Pensar uma escola promovendo uma Educação Integral não passa apenas pelo anseio da instituição, mas pela efetivação de uma política pública articulada, integrada ao território e construída de forma intersetorial, de modo a não colocar esse papel nas costas de uma unidade escolar, mas construindo co-responsabilidades.
Não é a escola sozinha que conseguirá enfrentar e superar perspectivas estruturais, mesmo promovendo palestras e/ou contratando psicólogos e/ou instalando elementos de segurança interna, pois aquilo que buscamos superar depende da articulação de muitos agentes, de diferentes setores, trabalhando com metas e objetivos comuns.
Quantas escolas conhecemos com um trabalho integrado ao seu território em diálogo com os serviços de assistência social, rede de atenção psicossocial, às secretarias de esporte, cultura e lazer, a diferentes coletivos, ONGs ou instituições que trabalham em prol dos Direitos Humanos? De que maneira o poder público, em seu território, tem buscado promover esse diálogo e trabalho intersetorial? De que maneira passamos a construir uma cultura de paz e não apenas uma cultura de segurança?

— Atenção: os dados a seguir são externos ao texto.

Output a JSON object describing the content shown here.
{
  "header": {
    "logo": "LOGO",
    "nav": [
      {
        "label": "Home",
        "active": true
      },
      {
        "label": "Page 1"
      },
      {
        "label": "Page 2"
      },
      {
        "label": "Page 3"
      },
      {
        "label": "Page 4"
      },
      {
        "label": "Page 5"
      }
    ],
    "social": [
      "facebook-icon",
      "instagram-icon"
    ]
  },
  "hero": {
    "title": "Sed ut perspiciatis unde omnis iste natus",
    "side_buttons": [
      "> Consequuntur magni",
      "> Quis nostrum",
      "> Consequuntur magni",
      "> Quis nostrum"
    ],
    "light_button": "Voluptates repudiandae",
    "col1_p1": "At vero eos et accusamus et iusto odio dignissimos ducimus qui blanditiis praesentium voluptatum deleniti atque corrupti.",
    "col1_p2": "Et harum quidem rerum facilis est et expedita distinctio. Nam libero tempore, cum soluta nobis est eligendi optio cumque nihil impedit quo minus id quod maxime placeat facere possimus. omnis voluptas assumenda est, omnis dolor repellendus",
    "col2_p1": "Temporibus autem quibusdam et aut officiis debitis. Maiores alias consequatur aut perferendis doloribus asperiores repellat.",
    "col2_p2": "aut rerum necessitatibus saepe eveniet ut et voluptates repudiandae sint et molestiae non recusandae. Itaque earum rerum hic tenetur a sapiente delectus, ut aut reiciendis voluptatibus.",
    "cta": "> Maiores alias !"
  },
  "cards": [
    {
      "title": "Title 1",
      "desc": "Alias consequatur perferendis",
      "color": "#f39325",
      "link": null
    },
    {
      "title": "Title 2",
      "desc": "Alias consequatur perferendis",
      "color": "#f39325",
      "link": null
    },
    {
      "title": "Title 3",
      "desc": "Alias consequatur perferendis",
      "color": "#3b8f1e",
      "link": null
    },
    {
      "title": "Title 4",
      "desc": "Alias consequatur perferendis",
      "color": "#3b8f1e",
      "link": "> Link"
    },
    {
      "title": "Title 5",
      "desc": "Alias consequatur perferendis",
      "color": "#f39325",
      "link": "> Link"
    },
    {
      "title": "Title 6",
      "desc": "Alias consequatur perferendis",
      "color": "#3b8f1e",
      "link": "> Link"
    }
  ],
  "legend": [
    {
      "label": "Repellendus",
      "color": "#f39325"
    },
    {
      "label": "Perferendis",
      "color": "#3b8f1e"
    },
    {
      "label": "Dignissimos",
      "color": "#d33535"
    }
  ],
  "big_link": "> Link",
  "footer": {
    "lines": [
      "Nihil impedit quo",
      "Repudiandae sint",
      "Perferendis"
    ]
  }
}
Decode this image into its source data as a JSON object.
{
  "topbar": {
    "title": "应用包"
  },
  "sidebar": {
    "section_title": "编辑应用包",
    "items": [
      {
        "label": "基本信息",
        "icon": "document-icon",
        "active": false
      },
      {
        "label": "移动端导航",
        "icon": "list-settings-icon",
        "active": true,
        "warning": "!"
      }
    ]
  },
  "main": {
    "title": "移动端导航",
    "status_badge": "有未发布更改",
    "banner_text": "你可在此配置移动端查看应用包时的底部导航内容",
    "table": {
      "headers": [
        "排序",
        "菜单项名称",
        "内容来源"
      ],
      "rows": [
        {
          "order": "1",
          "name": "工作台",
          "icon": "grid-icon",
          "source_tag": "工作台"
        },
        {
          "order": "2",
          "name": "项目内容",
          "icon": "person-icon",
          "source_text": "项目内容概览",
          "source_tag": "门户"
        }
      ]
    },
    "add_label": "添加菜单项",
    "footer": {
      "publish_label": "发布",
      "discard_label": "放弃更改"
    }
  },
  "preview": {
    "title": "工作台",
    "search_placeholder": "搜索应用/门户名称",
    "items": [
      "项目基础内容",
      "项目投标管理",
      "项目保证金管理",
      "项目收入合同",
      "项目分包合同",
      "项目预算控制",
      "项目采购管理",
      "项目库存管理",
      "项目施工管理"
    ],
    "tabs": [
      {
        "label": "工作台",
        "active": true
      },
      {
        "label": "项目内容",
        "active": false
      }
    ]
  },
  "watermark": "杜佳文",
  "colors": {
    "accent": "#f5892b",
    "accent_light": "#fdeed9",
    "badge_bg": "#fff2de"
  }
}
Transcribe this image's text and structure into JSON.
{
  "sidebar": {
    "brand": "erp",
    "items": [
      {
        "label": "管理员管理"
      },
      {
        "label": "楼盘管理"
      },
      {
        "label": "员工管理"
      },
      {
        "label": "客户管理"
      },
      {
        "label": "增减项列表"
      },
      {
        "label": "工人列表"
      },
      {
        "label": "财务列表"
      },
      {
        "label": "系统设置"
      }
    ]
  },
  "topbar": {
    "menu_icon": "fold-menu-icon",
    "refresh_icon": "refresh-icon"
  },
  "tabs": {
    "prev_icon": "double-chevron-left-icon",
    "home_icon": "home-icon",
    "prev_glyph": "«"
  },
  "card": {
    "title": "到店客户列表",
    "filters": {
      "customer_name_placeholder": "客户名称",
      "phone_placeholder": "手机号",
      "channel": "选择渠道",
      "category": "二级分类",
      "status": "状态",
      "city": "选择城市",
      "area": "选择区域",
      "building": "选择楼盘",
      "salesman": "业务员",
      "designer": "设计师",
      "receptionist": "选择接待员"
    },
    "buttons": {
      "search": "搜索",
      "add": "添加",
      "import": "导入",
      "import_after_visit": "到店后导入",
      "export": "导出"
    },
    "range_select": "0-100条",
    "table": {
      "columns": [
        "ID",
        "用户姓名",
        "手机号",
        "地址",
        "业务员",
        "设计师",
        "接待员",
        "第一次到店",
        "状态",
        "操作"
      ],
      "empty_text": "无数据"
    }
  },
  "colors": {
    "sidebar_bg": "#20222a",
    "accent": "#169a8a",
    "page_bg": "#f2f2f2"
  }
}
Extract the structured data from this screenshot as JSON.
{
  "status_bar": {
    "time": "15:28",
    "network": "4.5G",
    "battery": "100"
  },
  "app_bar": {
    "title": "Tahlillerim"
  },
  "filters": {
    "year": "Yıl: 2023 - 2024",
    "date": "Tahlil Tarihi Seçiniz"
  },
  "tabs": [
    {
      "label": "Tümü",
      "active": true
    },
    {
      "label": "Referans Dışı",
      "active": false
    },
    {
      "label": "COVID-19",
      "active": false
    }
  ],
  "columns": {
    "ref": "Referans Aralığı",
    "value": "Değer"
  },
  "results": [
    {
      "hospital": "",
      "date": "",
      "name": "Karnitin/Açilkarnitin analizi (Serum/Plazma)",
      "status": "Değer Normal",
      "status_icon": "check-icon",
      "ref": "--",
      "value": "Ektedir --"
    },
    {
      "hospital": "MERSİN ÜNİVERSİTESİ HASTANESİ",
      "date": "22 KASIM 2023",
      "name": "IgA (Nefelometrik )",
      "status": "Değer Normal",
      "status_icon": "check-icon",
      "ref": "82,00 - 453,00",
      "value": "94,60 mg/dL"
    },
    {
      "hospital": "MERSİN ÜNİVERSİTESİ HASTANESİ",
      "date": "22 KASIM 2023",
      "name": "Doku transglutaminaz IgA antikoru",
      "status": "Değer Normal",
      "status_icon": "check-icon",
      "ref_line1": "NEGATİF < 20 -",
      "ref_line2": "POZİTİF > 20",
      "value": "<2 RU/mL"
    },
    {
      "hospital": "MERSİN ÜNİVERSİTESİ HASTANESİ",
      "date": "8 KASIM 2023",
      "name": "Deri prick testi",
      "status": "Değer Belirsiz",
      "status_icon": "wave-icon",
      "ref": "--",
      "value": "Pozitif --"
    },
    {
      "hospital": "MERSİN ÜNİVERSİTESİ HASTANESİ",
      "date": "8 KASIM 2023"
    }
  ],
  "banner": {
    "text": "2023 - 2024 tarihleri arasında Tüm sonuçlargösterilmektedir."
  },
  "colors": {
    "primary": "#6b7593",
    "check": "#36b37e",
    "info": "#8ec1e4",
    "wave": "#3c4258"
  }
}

As palavras germinam com um propósito. Não se trata de apontar verdades ou soluções prontas, mas ajudar a promover debates que nos ajudem a dar vazão a um sentimento de aperto e apreensão que vem ganhando força. Onde há medo, também há amor. E o amor é revolucionário. Mais do que acreditar nessa revolução é preciso praticá-la. E a escola é só parte disso.